One of the four axioms of the group is the identity.

A group must have an identity element, such as:

x*e = e*x = x

We'll determine the identity element for G:

x*e = xe - 2x - 2e + 6

But x*e = x => xe - 2x - 2e + 6 = x

We'll move all elements that do not contain x, to the right:

e(x-2) = 2x + x + 6

e(x-2) = 3x - 6

e(x-2) = 3(x-2)

e = 3

We'll determine the identity element for G':

xoe' = x

xe' - 3x - 3e' + 12 = x

We'll move all elements that do not contain x, to the right:

e'(x-3) = 4x - 12

e'(x-3) = 4(x-3)

e' = 4

If f is isomorphism of groups G and G', then f(3) = 4

f(3) = 3 + a => 3 + a = 4 => a = 1

The function f(x) is f(x) = x + 1.

We'll prove that f is morphism of groups:

f(x*y) = f(x)of(y)

f(x*y) = x*y + 1 = xy - 2x - 2y + 7 (1)

f(x)of(y) = (x+1)o(y+1) = (x+1)(y+1) - 3(x+1) - 3(y+1) + 12

f(x)of(y) = xy - 2x - 2y + 7 (2)

We notice that (1) = (2) => f(x*y) = f(x)of(y)

Now, we have to prove that f is bijective, to verify if f is isomorphism of G and G'.

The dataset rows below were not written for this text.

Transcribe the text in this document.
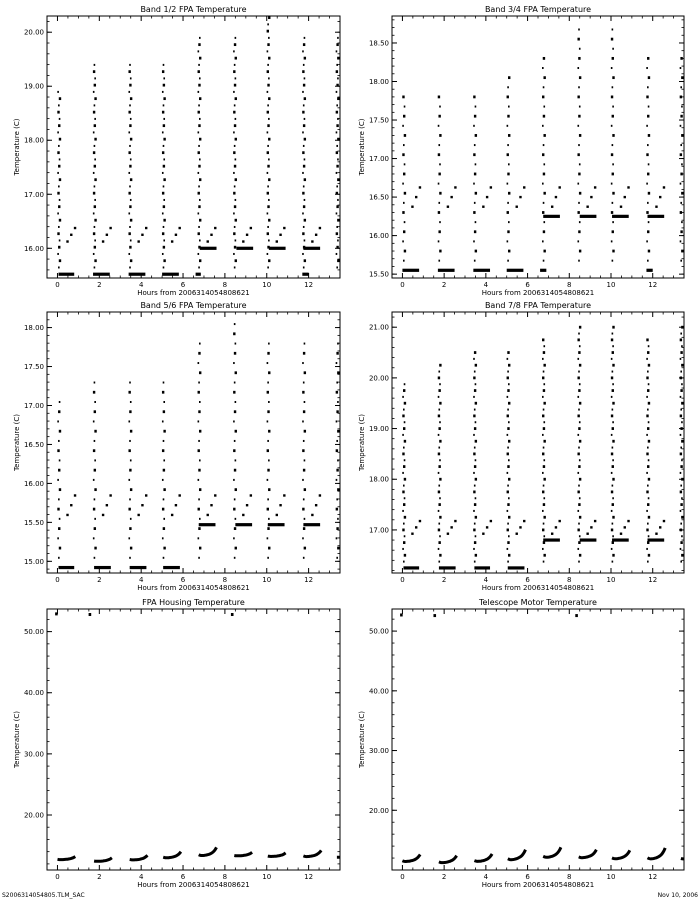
Band 1/2 FPA Temperature
0	2	4	6	8	10	12
16.00
17.00
18.00
19.00
20.00
Hours from 2006314054808621
Temperature (C)
Band 3/4 FPA Temperature
0	2	4	6	8	10	12
15.50
16.00
16.50
17.00
17.50
18.00
18.50
Hours from 2006314054808621
Temperature (C)
Band 5/6 FPA Temperature
0	2	4	6	8	10	12
15.00
15.50
16.00
16.50
17.00
17.50
18.00
Hours from 2006314054808621
Temperature (C)
Band 7/8 FPA Temperature
0	2	4	6	8	10	12
17.00
18.00
19.00
20.00
21.00
Hours from 2006314054808621
Temperature (C)
FPA Housing Temperature
0	2	4	6	8	10	12
20.00
30.00
40.00
50.00
Hours from 2006314054808621
Temperature (C)
Telescope Motor Temperature
0	2	4	6	8	10	12
20.00
30.00
40.00
50.00
Hours from 2006314054808621
Temperature (C)
S2006314054805.TLM_SAC	Nov 10, 2006
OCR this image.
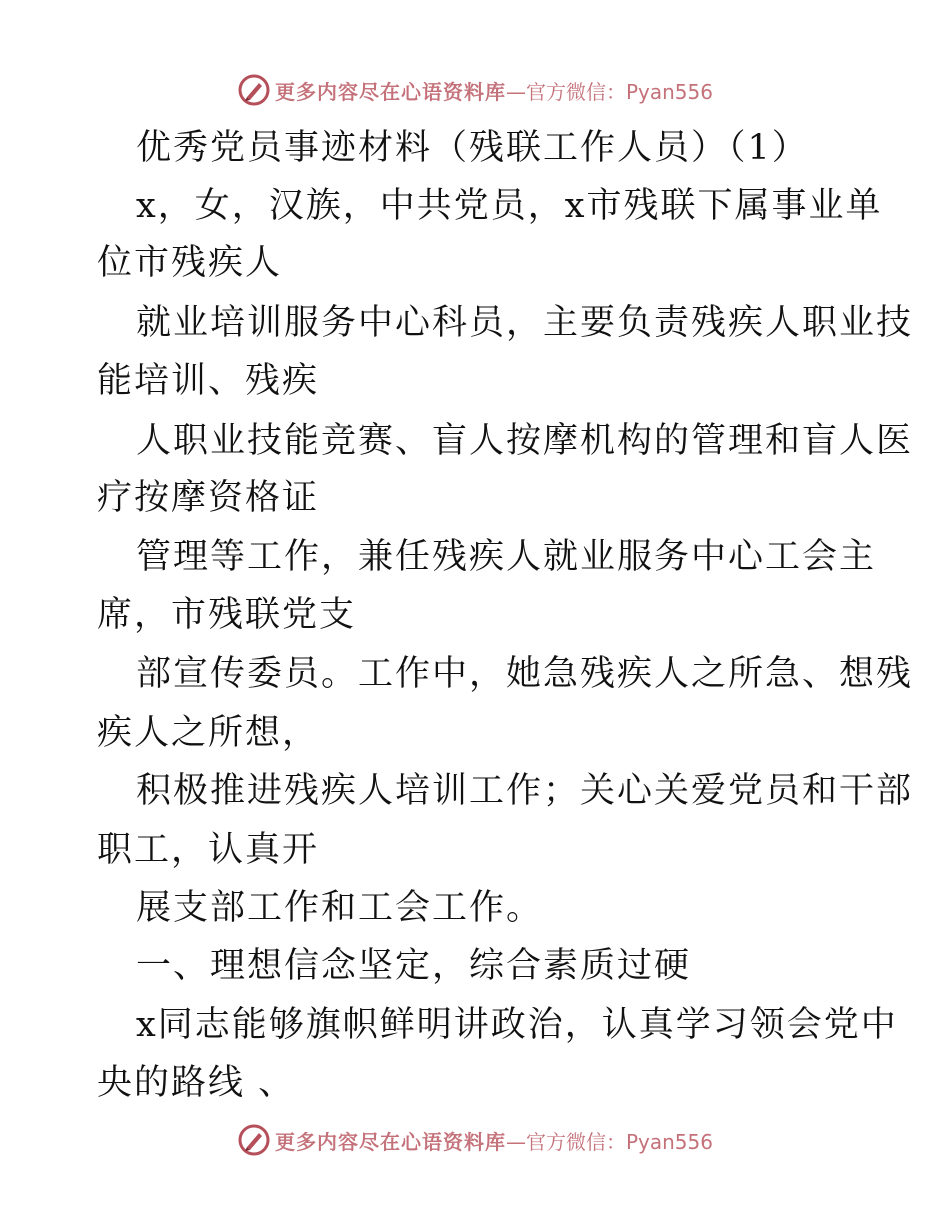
更多内容尽在心语资料库 —官方微信：Pyan556
优秀党员事迹材料（残联工作人员）（1）
x，女，汉族，中共党员，x市残联下属事业单
位市残疾人
就业培训服务中心科员，主要负责残疾人职业技
能培训、残疾
人职业技能竞赛、盲人按摩机构的管理和盲人医
疗按摩资格证
管理等工作，兼任残疾人就业服务中心工会主
席，市残联党支
部宣传委员。工作中，她急残疾人之所急、想残
疾人之所想，
积极推进残疾人培训工作；关心关爱党员和干部
职工，认真开
展支部工作和工会工作。
一、理想信念坚定，综合素质过硬
x同志能够旗帜鲜明讲政治，认真学习领会党中
央的路线 、
更多内容尽在心语资料库 —官方微信：Pyan556
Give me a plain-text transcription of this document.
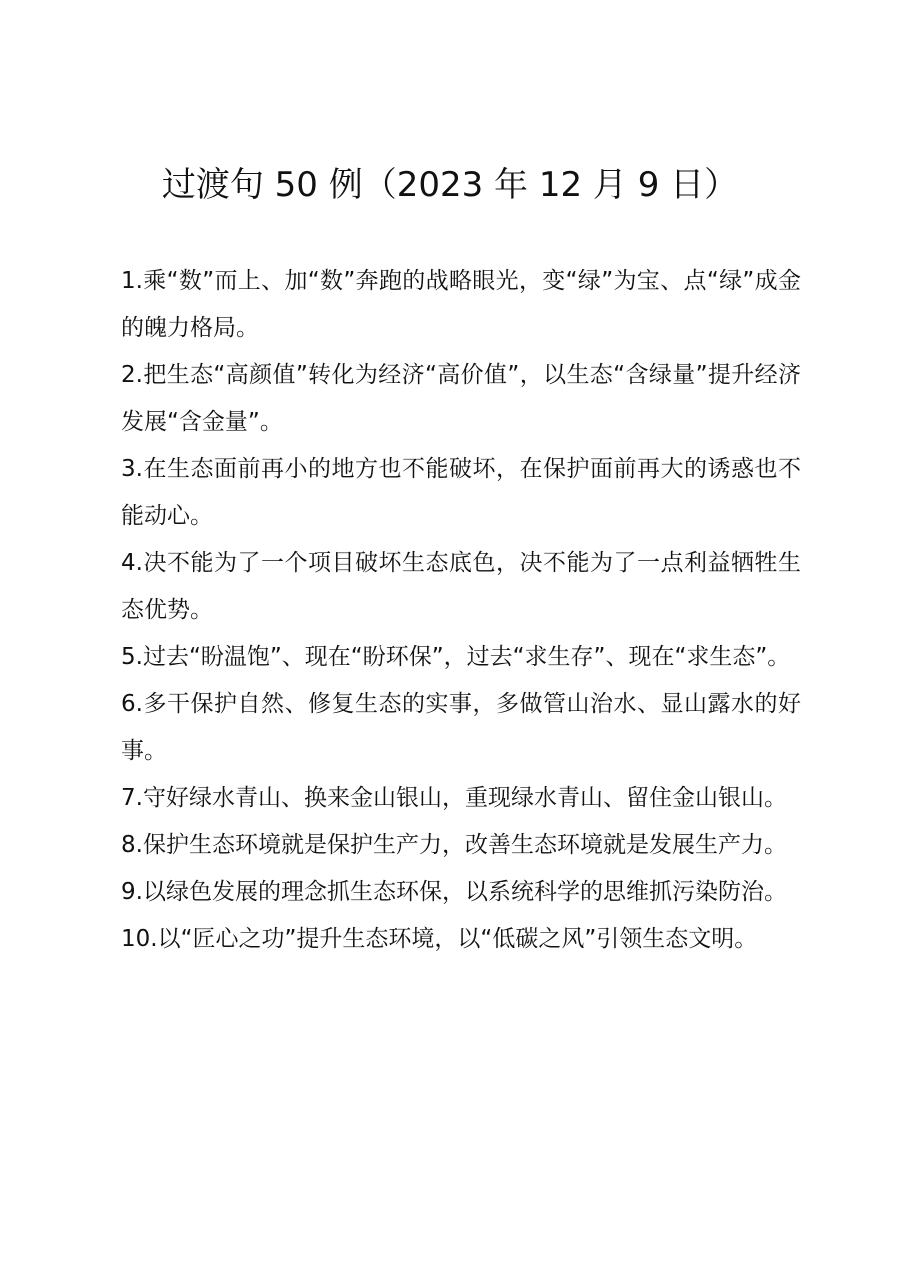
过渡句 50 例（2023 年 12 月 9 日）
1.乘“数”而上、加“数”奔跑的战略眼光，变“绿”为宝、点“绿”成金的魄力格局。
2.把生态“高颜值”转化为经济“高价值”，以生态“含绿量”提升经济发展“含金量”。
3.在生态面前再小的地方也不能破坏，在保护面前再大的诱惑也不能动心。
4.决不能为了一个项目破坏生态底色，决不能为了一点利益牺牲生态优势。
5.过去“盼温饱”、现在“盼环保”，过去“求生存”、现在“求生态”。
6.多干保护自然、修复生态的实事，多做管山治水、显山露水的好事。
7.守好绿水青山、换来金山银山，重现绿水青山、留住金山银山。
8.保护生态环境就是保护生产力，改善生态环境就是发展生产力。
9.以绿色发展的理念抓生态环保，以系统科学的思维抓污染防治。
10.以“匠心之功”提升生态环境，以“低碳之风”引领生态文明。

We'll verify if f(x) is one to one function:

f(x) = f(y) <=> x + 1 = y + 1 => x = y => f(x) is one to one function (3)

We'll verify if f(x) is on to function:

For any y that belongs to G', there is an x that belongs to G, such as f(x) = y.

x + 1 = y <=> x = y - 1

But x>2 => y - 1 > 2 => y > 3,true => f(x) is on to function (4)

From (3) and (4) => f(x) is bijective function.

**Since f(x) = x + 1 is a morphism of G and G' and it is also a bijective function, then f:(2,+inf.)->(3,+inf.) is an isomorphism of groups G and G'.**